Results of a large-scale, multi-center efficacy trial in people 65 years of age and older showed a superior clinical benefit of Fluzone High-Dose (Influenza Virus Vaccine) relative to the standard dose of Fluzone vaccine in preventing influenza, Sanofi Pasteur, the vaccines division of Sanofi, announced in a press release.
Further data analyses of secondary endpoints are ongoing, including an evaluation of the relative efficacy based on the match of the vaccine strains to circulating influenza virus strains. Sanofi Pasteur anticipates submitting the full clinical study report to the FDA for review by early 2014 and will seek a modification to the label for Fluzone High-Dose vaccine reflecting the superior efficacy data in adults 65 years of age and older.
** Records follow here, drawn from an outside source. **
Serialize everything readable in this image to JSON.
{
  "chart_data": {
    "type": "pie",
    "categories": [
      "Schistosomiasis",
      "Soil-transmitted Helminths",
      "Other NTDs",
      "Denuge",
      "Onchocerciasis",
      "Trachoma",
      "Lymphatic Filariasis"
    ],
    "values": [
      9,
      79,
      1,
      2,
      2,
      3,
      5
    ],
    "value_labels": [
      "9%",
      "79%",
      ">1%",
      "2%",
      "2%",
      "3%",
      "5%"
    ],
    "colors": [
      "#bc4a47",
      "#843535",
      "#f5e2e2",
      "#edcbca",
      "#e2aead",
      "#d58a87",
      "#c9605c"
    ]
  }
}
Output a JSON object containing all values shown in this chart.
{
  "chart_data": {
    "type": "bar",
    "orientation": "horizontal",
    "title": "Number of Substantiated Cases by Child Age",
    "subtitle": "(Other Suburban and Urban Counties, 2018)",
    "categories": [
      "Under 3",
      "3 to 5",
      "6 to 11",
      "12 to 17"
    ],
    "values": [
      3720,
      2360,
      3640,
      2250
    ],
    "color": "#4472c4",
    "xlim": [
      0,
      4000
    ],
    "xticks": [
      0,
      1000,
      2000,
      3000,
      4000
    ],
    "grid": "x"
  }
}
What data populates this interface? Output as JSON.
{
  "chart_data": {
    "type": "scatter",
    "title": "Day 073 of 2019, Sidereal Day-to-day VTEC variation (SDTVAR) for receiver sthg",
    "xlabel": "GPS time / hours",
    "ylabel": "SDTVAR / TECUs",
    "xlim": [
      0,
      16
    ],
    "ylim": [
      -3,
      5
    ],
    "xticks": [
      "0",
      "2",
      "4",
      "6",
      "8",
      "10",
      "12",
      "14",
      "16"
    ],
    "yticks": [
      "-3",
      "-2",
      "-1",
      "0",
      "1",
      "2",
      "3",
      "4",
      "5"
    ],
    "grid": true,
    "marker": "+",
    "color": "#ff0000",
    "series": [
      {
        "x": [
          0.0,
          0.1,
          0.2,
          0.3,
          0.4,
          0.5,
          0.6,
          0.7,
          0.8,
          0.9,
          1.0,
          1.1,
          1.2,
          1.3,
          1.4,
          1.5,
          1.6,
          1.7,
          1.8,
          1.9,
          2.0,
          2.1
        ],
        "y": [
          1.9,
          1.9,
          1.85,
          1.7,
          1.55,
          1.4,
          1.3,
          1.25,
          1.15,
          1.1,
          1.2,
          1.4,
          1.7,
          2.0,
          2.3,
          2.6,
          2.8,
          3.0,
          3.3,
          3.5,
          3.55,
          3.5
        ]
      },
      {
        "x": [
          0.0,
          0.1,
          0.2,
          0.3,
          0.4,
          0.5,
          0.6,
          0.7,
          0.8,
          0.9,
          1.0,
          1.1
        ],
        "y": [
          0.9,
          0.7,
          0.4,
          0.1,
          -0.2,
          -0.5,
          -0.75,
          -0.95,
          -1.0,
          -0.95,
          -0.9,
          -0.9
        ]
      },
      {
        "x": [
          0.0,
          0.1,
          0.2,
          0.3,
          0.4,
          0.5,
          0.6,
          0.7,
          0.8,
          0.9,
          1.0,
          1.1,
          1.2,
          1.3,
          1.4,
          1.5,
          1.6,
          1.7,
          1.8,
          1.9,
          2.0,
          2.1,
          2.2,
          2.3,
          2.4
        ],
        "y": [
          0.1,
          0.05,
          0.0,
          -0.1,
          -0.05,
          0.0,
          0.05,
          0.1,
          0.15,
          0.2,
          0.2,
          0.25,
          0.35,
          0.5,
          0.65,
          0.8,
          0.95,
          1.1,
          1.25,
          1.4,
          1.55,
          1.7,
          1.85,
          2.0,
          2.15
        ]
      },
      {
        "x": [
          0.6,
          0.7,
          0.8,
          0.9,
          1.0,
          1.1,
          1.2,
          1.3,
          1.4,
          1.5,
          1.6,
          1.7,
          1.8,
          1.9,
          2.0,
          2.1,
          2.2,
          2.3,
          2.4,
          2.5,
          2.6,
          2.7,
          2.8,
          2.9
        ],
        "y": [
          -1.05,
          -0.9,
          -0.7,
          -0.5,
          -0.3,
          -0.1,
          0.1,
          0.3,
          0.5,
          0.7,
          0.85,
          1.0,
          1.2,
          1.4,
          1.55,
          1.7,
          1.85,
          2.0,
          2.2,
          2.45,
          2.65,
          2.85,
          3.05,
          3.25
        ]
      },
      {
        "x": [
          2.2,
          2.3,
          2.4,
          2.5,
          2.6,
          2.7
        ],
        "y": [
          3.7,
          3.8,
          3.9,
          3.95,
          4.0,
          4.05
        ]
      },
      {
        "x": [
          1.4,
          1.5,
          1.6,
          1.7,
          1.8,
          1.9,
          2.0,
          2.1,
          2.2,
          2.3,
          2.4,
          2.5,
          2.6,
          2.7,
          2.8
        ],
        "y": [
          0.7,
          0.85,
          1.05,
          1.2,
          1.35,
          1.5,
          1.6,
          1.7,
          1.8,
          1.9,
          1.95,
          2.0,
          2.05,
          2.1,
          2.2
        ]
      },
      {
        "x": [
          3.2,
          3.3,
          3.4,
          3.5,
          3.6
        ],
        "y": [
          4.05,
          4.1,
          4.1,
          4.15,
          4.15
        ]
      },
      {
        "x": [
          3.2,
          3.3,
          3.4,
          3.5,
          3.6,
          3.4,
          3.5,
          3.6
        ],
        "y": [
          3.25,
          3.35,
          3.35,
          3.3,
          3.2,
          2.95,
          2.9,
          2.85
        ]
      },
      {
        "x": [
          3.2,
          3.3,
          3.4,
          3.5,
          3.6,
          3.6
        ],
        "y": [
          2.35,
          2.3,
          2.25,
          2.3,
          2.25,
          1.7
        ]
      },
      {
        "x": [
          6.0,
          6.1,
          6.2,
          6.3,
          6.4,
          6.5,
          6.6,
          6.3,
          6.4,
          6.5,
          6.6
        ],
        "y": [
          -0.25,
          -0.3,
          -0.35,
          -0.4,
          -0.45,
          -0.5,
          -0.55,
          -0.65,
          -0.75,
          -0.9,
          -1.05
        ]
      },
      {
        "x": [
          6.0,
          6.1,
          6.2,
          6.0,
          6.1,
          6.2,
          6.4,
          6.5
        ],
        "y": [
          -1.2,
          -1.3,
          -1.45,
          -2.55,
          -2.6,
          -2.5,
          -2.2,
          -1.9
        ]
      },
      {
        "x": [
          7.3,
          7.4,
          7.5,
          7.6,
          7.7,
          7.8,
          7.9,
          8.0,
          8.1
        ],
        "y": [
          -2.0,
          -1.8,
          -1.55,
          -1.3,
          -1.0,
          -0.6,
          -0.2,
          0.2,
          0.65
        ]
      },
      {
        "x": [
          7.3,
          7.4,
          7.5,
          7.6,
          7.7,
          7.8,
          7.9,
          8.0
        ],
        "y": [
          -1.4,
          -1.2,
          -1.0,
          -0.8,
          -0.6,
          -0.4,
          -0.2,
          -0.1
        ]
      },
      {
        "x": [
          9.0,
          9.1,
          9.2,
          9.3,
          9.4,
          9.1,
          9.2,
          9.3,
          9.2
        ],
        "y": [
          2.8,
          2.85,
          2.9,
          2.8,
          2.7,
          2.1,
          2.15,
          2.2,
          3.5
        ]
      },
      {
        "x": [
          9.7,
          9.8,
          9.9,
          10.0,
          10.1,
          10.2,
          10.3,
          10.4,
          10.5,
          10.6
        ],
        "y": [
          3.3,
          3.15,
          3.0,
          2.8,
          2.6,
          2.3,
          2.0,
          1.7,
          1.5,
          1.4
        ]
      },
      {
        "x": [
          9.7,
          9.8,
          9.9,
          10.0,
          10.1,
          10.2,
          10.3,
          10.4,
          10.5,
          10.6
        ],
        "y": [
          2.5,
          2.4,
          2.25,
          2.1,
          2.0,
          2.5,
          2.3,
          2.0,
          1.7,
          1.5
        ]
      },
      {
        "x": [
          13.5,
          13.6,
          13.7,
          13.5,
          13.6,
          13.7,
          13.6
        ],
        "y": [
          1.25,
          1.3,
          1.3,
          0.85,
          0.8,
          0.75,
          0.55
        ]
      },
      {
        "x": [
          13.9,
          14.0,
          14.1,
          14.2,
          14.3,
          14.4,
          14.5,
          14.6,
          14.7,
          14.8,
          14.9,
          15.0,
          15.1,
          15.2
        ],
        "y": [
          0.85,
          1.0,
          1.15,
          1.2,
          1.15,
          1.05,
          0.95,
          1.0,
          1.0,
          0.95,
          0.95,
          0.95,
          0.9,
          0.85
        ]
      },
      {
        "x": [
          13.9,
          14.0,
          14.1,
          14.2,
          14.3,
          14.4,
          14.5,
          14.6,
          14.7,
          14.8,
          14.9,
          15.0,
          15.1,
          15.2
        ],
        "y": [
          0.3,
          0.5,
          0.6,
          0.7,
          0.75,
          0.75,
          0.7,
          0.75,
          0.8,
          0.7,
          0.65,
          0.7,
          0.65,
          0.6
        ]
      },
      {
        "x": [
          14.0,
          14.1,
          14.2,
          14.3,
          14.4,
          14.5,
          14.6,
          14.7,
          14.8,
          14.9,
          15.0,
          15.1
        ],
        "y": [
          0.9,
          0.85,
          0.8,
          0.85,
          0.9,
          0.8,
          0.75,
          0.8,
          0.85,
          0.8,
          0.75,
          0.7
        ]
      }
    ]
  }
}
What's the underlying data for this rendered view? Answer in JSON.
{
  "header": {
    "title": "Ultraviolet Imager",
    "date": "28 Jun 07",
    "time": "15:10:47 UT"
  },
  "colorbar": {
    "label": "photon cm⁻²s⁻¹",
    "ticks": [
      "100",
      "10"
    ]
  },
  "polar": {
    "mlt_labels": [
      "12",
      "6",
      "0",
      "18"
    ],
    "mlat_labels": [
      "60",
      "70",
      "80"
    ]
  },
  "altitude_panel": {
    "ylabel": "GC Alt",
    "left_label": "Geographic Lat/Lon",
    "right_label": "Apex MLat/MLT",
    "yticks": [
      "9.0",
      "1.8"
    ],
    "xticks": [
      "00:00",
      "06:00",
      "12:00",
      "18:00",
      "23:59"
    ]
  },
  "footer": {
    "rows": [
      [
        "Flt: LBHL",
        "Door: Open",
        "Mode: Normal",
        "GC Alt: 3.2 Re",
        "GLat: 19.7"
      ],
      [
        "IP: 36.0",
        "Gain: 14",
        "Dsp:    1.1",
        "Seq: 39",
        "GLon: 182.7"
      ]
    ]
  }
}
In the study, Fluzone High-Dose vaccine was approximately 24% more effective in preventing influenza in adults 65 years of age and older than Fluzone vaccine. The results met the prespecified primary objective of the study, demonstrating statistically superior efficacy for Fluzone High-Dose vaccine. Additionally, the study results suggested consistent clinical benefit across the study years, influenza virus types, clinical illness definitions, and laboratory methods of influenza confirmation. This large, multi-year trial also reaffirmed the safety of Fluzone High-Dose vaccine as demonstrated in previous studies.
Research has shown that the immune system weakens as people age. Older adults are more susceptible to infections and less responsive to vaccination. When infected with the influenza virus, they are less able to mount an effective immune response to neutralize the attack. “Influenza vaccines have been shown to offer public health benefits in preventing influenza and its complications in all age groups; however, older adults still have the highest rates of influenza-related hospitalization and death despite having high immunization rates,” said John Shiver, senior vice-president, research and development, Sanofi Pasteur, in the press release. “This led Sanofi Pasteur to develop Fluzone High-Dose vaccine, which this trial has confirmed provides better protection against influenza compared to Fluzone vaccine in people 65 years of age and older.”
Fluzone High-Dose vaccine contains 60 mcg of hemagglutinin antigen per strain of influenza virus in the vaccine as compared to 15 mcg of influenza virus hemagglutinin antigen per strain of influenza virus in standard dose Fluzone vaccine. Fluzone High-Dose vaccine was licensed by the FDA under an accelerated approval process to address the medical need in older adults. As a requirement of the accelerated approval pathway, Sanofi Pasteur embarked on this large-scale, two-season, confirmatory efficacy trial, involving more than 30,000 participants 65 years of age and older, to evaluate the clinical benefit of Fluzone High-Dose vaccine compared to Fluzone vaccine in the prevention of influenza disease.